The Suicide Prevention for Boys and Men is a new IASP Special Interest Group. Dr. Zac Seidler and Dr. Kylie King co-founded the group in response to a need for a targeted, gendered approach to boy’s and men’s suicide prevention.
Global estimates suggest that one man dies by suicide every minute. Across the Western world, men account for 75% of suicide deaths and is the biggest killer of men under forty five years old. This is despite the fact that societal stigma around mental ill health and suicide is reducing as campaigns promoting mental health literacy and the importance of help-seeking are on the rise.
While men are far less likely to attempt suicide compared to women, the higher rates of suicide deaths in men point to a number of unique risk factors and warning signs that require purposeful attention. There are various explanations for the excess suicide rate among males including that they are more likely to choose lethal suicide means, use drugs/alcohol, withdraw in the face of stress, and are less likely to seek help. Masculinity – the socially constructed gender ideal for boys and men – built on dominant norms of self-reliance, stoicism and control, may be a key contributor to all of these explanations. While modern day masculinity comes in all shapes and sizes and has both positive and negative ramifications on men’s mental health, rigid adherence to some norms may exert a negative influence on male suicide. Importantly, male suicide disproportionality effects certain groups of men, promoting the need for a ‘within-men’ lens to understand and respond, with those most at-risk including men in male-dominated occupations (i.e. construction), veterans and first-responders, new fathers, Indigenous men and sexual minority men, each requiring a nuanced approach to suicide prevention.

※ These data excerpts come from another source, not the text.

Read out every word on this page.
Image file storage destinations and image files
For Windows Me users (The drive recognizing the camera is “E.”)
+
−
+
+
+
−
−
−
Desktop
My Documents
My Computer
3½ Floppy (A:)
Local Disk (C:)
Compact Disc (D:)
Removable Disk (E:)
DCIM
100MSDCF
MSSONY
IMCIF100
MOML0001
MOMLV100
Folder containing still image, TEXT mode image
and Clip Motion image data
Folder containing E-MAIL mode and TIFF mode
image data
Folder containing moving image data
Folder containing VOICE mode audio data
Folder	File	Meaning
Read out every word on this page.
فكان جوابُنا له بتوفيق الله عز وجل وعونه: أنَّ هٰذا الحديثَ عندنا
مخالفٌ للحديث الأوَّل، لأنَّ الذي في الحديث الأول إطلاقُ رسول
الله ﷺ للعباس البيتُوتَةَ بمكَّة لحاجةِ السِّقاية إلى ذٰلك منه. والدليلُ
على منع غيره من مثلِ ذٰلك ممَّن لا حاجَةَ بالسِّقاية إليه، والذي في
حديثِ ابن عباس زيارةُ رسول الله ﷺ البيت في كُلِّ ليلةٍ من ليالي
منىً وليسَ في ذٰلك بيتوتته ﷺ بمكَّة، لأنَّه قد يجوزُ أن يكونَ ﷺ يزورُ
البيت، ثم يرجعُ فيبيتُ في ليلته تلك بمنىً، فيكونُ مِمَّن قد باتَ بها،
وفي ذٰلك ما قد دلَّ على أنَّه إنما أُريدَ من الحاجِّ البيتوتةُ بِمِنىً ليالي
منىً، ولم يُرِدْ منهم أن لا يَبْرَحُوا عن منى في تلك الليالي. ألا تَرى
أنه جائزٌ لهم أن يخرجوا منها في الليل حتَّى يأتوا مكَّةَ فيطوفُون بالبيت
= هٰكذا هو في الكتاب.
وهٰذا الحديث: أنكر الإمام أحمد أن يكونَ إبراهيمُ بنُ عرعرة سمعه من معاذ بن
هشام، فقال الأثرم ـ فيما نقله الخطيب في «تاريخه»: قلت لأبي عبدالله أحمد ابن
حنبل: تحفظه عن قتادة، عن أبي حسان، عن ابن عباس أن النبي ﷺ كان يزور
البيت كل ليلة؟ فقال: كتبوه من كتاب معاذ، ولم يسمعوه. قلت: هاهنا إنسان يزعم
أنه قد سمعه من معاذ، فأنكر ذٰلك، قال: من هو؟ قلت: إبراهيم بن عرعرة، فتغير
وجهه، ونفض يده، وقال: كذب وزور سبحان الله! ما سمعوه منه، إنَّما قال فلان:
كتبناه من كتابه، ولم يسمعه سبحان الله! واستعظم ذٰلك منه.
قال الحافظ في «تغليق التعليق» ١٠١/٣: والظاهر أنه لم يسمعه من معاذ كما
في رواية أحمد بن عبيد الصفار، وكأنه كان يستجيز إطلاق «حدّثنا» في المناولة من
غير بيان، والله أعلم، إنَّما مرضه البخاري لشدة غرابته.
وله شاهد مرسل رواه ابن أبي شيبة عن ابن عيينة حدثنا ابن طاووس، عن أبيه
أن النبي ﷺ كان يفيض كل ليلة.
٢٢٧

Research in this field is steadily gaining momentum as we come to learn how and why male suicidality may look different and investigate the modes of intervention to best engage men in suicide prevention. But there is plenty of work left to do as despite the unique context of male suicide, few gender sensitive suicide prevention efforts exist and the rate of male suicide remains relatively unchanged internationally.

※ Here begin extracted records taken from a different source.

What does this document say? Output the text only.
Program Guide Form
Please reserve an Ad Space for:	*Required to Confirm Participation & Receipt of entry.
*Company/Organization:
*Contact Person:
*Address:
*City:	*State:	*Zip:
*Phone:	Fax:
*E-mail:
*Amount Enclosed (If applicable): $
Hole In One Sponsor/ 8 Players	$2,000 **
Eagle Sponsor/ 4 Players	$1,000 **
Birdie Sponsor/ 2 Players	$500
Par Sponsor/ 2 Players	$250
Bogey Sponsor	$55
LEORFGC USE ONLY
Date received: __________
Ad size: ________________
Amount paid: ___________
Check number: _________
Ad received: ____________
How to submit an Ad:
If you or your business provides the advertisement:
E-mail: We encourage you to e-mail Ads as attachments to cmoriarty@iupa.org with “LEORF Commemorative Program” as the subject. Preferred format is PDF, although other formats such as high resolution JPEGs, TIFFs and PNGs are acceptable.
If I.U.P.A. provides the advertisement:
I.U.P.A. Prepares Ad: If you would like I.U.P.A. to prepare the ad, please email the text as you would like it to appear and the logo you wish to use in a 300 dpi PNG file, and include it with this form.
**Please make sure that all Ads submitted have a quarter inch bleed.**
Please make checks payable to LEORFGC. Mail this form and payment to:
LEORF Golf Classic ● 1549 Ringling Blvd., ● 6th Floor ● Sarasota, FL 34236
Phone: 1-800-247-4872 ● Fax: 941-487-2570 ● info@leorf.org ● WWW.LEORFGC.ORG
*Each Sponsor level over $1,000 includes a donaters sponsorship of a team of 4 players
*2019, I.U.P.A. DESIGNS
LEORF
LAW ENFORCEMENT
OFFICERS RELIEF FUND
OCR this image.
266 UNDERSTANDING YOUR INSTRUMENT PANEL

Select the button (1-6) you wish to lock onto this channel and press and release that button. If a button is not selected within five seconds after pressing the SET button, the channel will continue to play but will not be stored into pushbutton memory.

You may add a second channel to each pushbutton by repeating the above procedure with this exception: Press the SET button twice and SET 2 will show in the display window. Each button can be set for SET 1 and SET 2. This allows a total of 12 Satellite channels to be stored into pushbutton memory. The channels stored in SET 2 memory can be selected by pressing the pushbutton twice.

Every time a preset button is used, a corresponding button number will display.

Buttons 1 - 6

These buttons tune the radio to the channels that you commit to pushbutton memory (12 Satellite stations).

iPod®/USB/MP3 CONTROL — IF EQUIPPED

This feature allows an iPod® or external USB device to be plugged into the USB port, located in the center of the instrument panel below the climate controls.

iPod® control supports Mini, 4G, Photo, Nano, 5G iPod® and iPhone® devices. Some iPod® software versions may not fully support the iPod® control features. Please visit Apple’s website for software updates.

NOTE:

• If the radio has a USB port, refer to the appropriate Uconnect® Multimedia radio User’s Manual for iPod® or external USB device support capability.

This SIG seeks to create a global network of those with an interest in suicide prevention for boys and men. We have a special interest in the social context of men’s suicide and the potential for health services and population level interventions to have a positive impact on boys and men across the lifespan. We welcome members from academia, clinical services, industry, community, and those with lived experience. The network will work to share knowledge, collaborate on projects, and increase the capacity of members and the global community to contribute to suicide prevention for boys and men.